Wish the one I did yesterday had that many bees in it....that is a nice one. How many stings did you get? I got one through my glove yesterday.


----------



## flathead (Nov 1, 2006)

<How many stings did you get?>

A couple of dozen. I need a full suit as blue jeans don't cut it without another layer on top.

After the Dadant jacket gets wet they can get through it. I have taken to washing it often, after any job like this where you take stings.


----------



## bluegrass (Aug 30, 2006)

I use the disposable tyvek suits, I haven't been hit through them yet, but I do wear white pants and a heavy shirt under it. Then I don't have to wash it and just get a new one every few months.


----------



## flathead (Nov 1, 2006)

*yeah, thats the ticket.*

Tyvek, why didn't I think of that.

Thanks Bluegrass.

I have solved the glove problem though. I use a synthetic rubber and have not had a sting throught them yet. They fit just right not like those bee supplier yellow ones. They are blue and I get mine from Homedepot.

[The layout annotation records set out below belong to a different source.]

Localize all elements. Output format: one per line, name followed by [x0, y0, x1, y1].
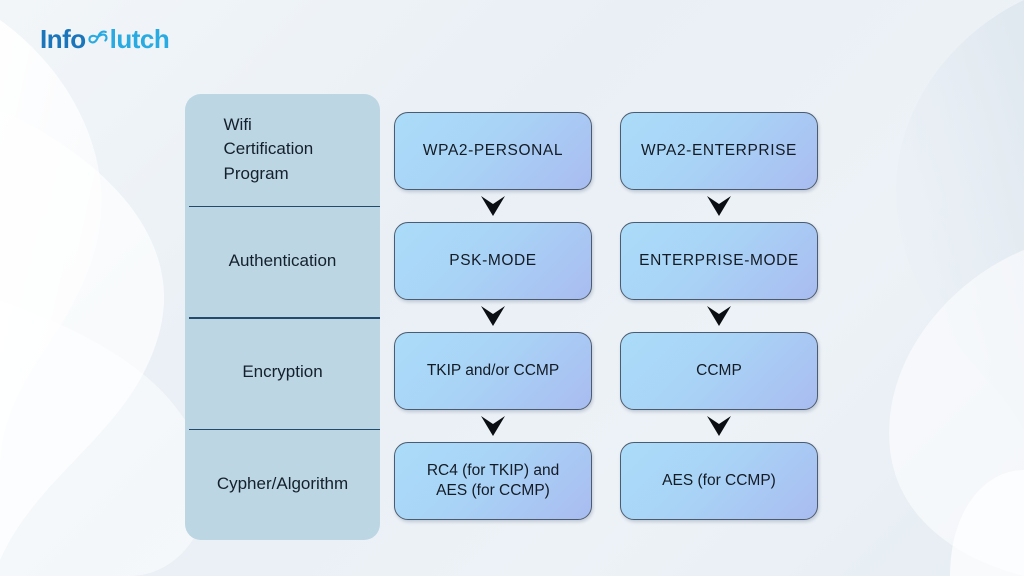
node-label: WPA2-ENTERPRISE	[641, 141, 797, 161]
flow-column-personal: WPA2-PERSONAL PSK-MODE TKIP and/or CCMP …	[394, 112, 592, 520]
arrow-connector	[620, 190, 818, 222]
category-row-authentication: Authentication	[185, 206, 380, 318]
diagram-canvas: Infolutch Wifi Certification Program Aut…	[0, 0, 1024, 576]
node-wpa2-enterprise[interactable]: WPA2-ENTERPRISE	[620, 112, 818, 190]
category-label-panel: Wifi Certification Program Authenticatio…	[185, 94, 380, 540]
node-label: RC4 (for TKIP) and AES (for CCMP)	[427, 461, 559, 501]
category-label: Authentication	[229, 249, 337, 274]
node-ccmp[interactable]: CCMP	[620, 332, 818, 410]
category-row-encryption: Encryption	[185, 317, 380, 429]
node-tkip-andor-ccmp[interactable]: TKIP and/or CCMP	[394, 332, 592, 410]
chevron-down-arrow-icon	[479, 304, 507, 328]
category-label: Encryption	[242, 360, 322, 385]
chevron-down-arrow-icon	[705, 414, 733, 438]
node-label: TKIP and/or CCMP	[427, 361, 559, 381]
node-wpa2-personal[interactable]: WPA2-PERSONAL	[394, 112, 592, 190]
node-enterprise-mode[interactable]: ENTERPRISE-MODE	[620, 222, 818, 300]
chevron-down-arrow-icon	[705, 304, 733, 328]
node-label: AES (for CCMP)	[662, 471, 776, 491]
brand-name-part1: Info	[40, 26, 86, 52]
flow-column-enterprise: WPA2-ENTERPRISE ENTERPRISE-MODE CCMP AES…	[620, 112, 818, 520]
category-label: Cypher/Algorithm	[217, 472, 348, 497]
brand-logo[interactable]: Infolutch	[40, 26, 169, 52]
arrow-connector	[620, 410, 818, 442]
node-label: WPA2-PERSONAL	[423, 141, 563, 161]
arrow-connector	[394, 300, 592, 332]
arrow-connector	[394, 190, 592, 222]
arrow-connector	[620, 300, 818, 332]
node-label: ENTERPRISE-MODE	[639, 251, 799, 271]
node-label: PSK-MODE	[449, 251, 536, 271]
chevron-down-arrow-icon	[705, 194, 733, 218]
node-aes-for-ccmp[interactable]: AES (for CCMP)	[620, 442, 818, 520]
infinity-loop-icon	[87, 26, 109, 52]
node-rc4-and-aes[interactable]: RC4 (for TKIP) and AES (for CCMP)	[394, 442, 592, 520]
category-row-wifi-certification-program: Wifi Certification Program	[185, 94, 380, 206]
node-label: CCMP	[696, 361, 742, 381]
arrow-connector	[394, 410, 592, 442]
category-row-cypher-algorithm: Cypher/Algorithm	[185, 429, 380, 541]
chevron-down-arrow-icon	[479, 414, 507, 438]
category-label: Wifi Certification Program	[224, 113, 354, 187]
chevron-down-arrow-icon	[479, 194, 507, 218]
brand-name-part2: lutch	[110, 26, 170, 52]
node-psk-mode[interactable]: PSK-MODE	[394, 222, 592, 300]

Get some honey on them and just dip into a bucket of water and keep going.


----------



## bluegrass (Aug 30, 2006)

I just bought a new set of bee gloves too. Usually they are great except that they are so hot to wear. Through the glove is about the most common place I get stung so I have been thinking about finding something different. I buy the cheap ones so it is no big deal to try something new. I have used plain leather, but I like the elastic and the lenght the bee gloves go up the arm. I wonder if they can be dipped into that tool handle rubber that you can get from the hardware store???? I might try it if the stuff is cheap enough.


----------



## mike haney (Feb 9, 2007)

*Tyvec*

bluegrass,don't you find tyvec suits to be super hot? mine work perfect to keep the bees off-their supposed to be too slick for them to land on,but i find myself rushing to get done cause they are so dang hot!


----------



## bluegrass (Aug 30, 2006)

Only if its hot out I am not talking about the industrial tyvek suits, I mean thin ones sold at paint stores. I tried the poly ones also and they are just as warm. I haven't ever tried a commercial bee suit, so I don't have that to compare it with, but I find that the only real discomfort with them is that they keep your sweat in close to your body. I still take my time and when things get real hot I walk away and take a break for a few minutes. I can buy a case of them for 4.50 each or individual ones for less than 10.00.....for me its worth it just because I don't have to wash them and I always have one in the house, car, truck, whenever I need one.


----------